Le fait de pouvoir utiliser des bits quantiques et de faire des opérations sur ces bits quantiques permet d’obtenir des résultats impossible à reproduire avec des ordinateurs classiques : c’est ce que Feynman avait prouvé dans son article originel. Il existe deux résultats majeurs.

En 1994 Peter Shor a montré qu’on pouvait factoriser les entiers en temps polynômial avec un ordinateur quantique. Le problème de la factorisation consiste, étant donné un chiffre n, à trouver tous les chiffres qui multipliés entre eux font n. Par exemple étant donné 21 il faut trouver 3 et 7. Ce problème semble simple mais sa complexité est en fait exponentielle à la taille du chiffre à factoriser. Il est également très important d’un point de vue pratique car il est à la base de la cryptographie moderne. Quand vous naviguez sur internet sur des sites sécurisés, en utilisant « https », la sécurité de la communication repose sur le fait que factoriser est difficile.

Le second grand résultat d’informatique quantique a été trouvé par Lov Grover en 1996 : le problème auquel il s’attaquait était de rechercher un élément dans une liste non triée et de répondre « oui » si l’élément est dans liste et « non » sinon. En utilisant un ordinateur classique, il n’y a rien de mieux à faire que d’examiner les éléments un par un jusqu’à tomber sur un qui est égal à l’élément recherché, et de répondre « oui » ou arriver à la fin de la liste et de répondre « non ». La complexité de ce problème est proportionnelle au nombre d’élément de la liste (en fait si la liste est de taille n en moyenne il faudra un temps proportionnel à n/2).
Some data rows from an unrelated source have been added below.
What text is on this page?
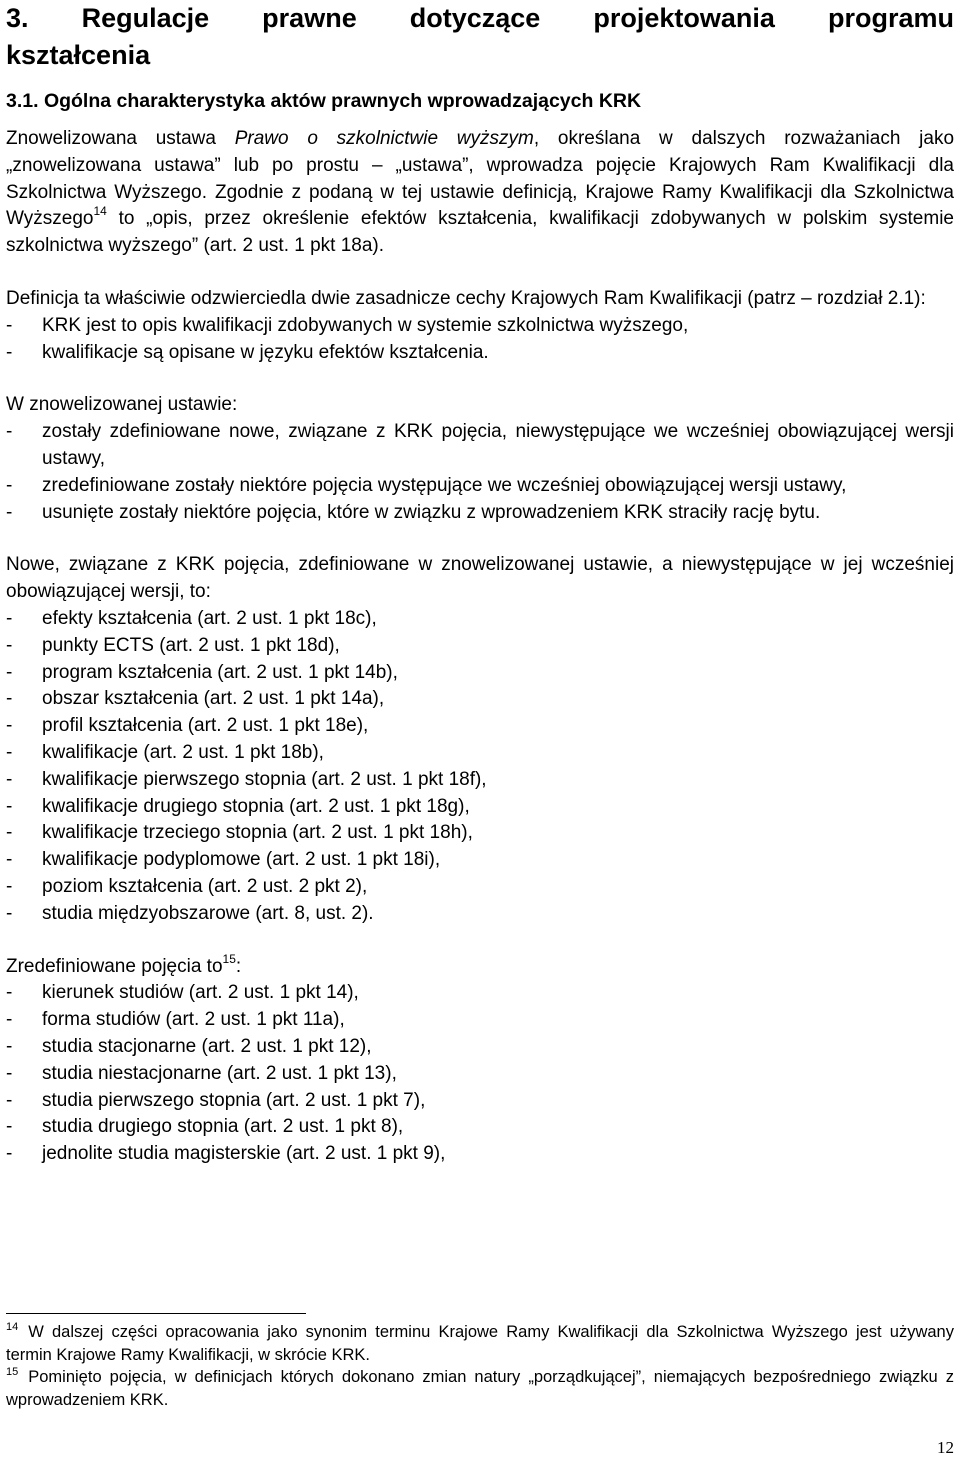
3. Regulacje prawne dotyczące projektowania programu
kształcenia
3.1. Ogólna charakterystyka aktów prawnych wprowadzających KRK

Znowelizowana ustawa Prawo o szkolnictwie wyższym, określana w dalszych rozważaniach jako „znowelizowana ustawa” lub po prostu – „ustawa”, wprowadza pojęcie Krajowych Ram Kwalifikacji dla Szkolnictwa Wyższego. Zgodnie z podaną w tej ustawie definicją, Krajowe Ramy Kwalifikacji dla Szkolnictwa Wyższego$^{14}$ to „opis, przez określenie efektów kształcenia, kwalifikacji zdobywanych w polskim systemie szkolnictwa wyższego” (art. 2 ust. 1 pkt 18a).

Definicja ta właściwie odzwierciedla dwie zasadnicze cechy Krajowych Ram Kwalifikacji (patrz – rozdział 2.1):

- KRK jest to opis kwalifikacji zdobywanych w systemie szkolnictwa wyższego,
- kwalifikacje są opisane w języku efektów kształcenia.

W znowelizowanej ustawie:

- zostały zdefiniowane nowe, związane z KRK pojęcia, niewystępujące we wcześniej obowiązującej wersji ustawy,
- zredefiniowane zostały niektóre pojęcia występujące we wcześniej obowiązującej wersji ustawy,
- usunięte zostały niektóre pojęcia, które w związku z wprowadzeniem KRK straciły rację bytu.

Nowe, związane z KRK pojęcia, zdefiniowane w znowelizowanej ustawie, a niewystępujące w jej wcześniej obowiązującej wersji, to:

- efekty kształcenia (art. 2 ust. 1 pkt 18c),
- punkty ECTS (art. 2 ust. 1 pkt 18d),
- program kształcenia (art. 2 ust. 1 pkt 14b),
- obszar kształcenia (art. 2 ust. 1 pkt 14a),
- profil kształcenia (art. 2 ust. 1 pkt 18e),
- kwalifikacje (art. 2 ust. 1 pkt 18b),
- kwalifikacje pierwszego stopnia (art. 2 ust. 1 pkt 18f),
- kwalifikacje drugiego stopnia (art. 2 ust. 1 pkt 18g),
- kwalifikacje trzeciego stopnia (art. 2 ust. 1 pkt 18h),
- kwalifikacje podyplomowe (art. 2 ust. 1 pkt 18i),
- poziom kształcenia (art. 2 ust. 2 pkt 2),
- studia międzyobszarowe (art. 8, ust. 2).

Zredefiniowane pojęcia $to^{15}$:

- kierunek studiów (art. 2 ust. 1 pkt 14),
- forma studiów (art. 2 ust. 1 pkt 11a),
- studia stacjonarne (art. 2 ust. 1 pkt 12),
- studia niestacjonarne (art. 2 ust. 1 pkt 13),
- studia pierwszego stopnia (art. 2 ust. 1 pkt 7),
- studia drugiego stopnia (art. 2 ust. 1 pkt 8),
- jednolite studia magisterskie (art. 2 ust. 1 pkt 9),

$^{14}$ W dalszej części opracowania jako synonim terminu Krajowe Ramy Kwalifikacji dla Szkolnictwa Wyższego jest używany termin Krajowe Ramy Kwalifikacji, w skrócie KRK.

$^{15}$ Pominięto pojęcia, w definicjach których dokonano zmian natury „porządkującej”, niemających bezpośredniego związku z wprowadzeniem KRK.

12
C’est donc un problème simple. Cependant quand vous cherchez à savoir si un gène apparaît dans une chaîne d’ADN, la taille de votre liste est immense. Lov Grover a donnée un méthode quantique dont le temps est proportionnel à la racine carré de n au lieu de n. Cela est extrêmement significatif quand n devient grand.

L’ordinateur quantique

L’informatique quantique semble donc très prometteuse : elle permet des prouesses qui sont impossibles à réaliser si on utilise des ordinateurs classiques. Le seul hic est qu’il n’existe pas d’ordinateur quantique ! En effet pour fonctionner il faut pouvoir manipuler ces fameux bits quantiques qui par définitions sont des objets infinitésimaux, plus petits que des atomes. Pour l’instant IBM a réussi à faire fonctionner l’algorithme de Shor, montrant expérimentalement que l’informatique quantique n’est pas juste un doux rêve de théoricien. Cependant la machine utilisée par IBM ressemble plus à une expérience de physique théorique (avec force lasers et instruments de pointe) qu’à un ordinateur au sens commun du terme. D’ailleurs les ingénieurs d’IBM ont réussi à factoriser… 15 en 3 x 5 car ils n’avaient implantés que 7 bits quantiques en utilisant des techniques de résonance magnétique nucléaire.

Là est tout le défi des prochaines années pour réaliser un ordinateur quantique : comment passer à l’échelle et construire des ordinateurs capables de manipuler des milliers/millions de bits quantiques ? Le travail pour lequel Serge Haroche a reçu le prix Nobel, pourrait conduire à des implantations de bits quantiques plus efficaces, plus stables, plus faciles à manipuler, mais ce n’est que le premier pas d’un long chemin.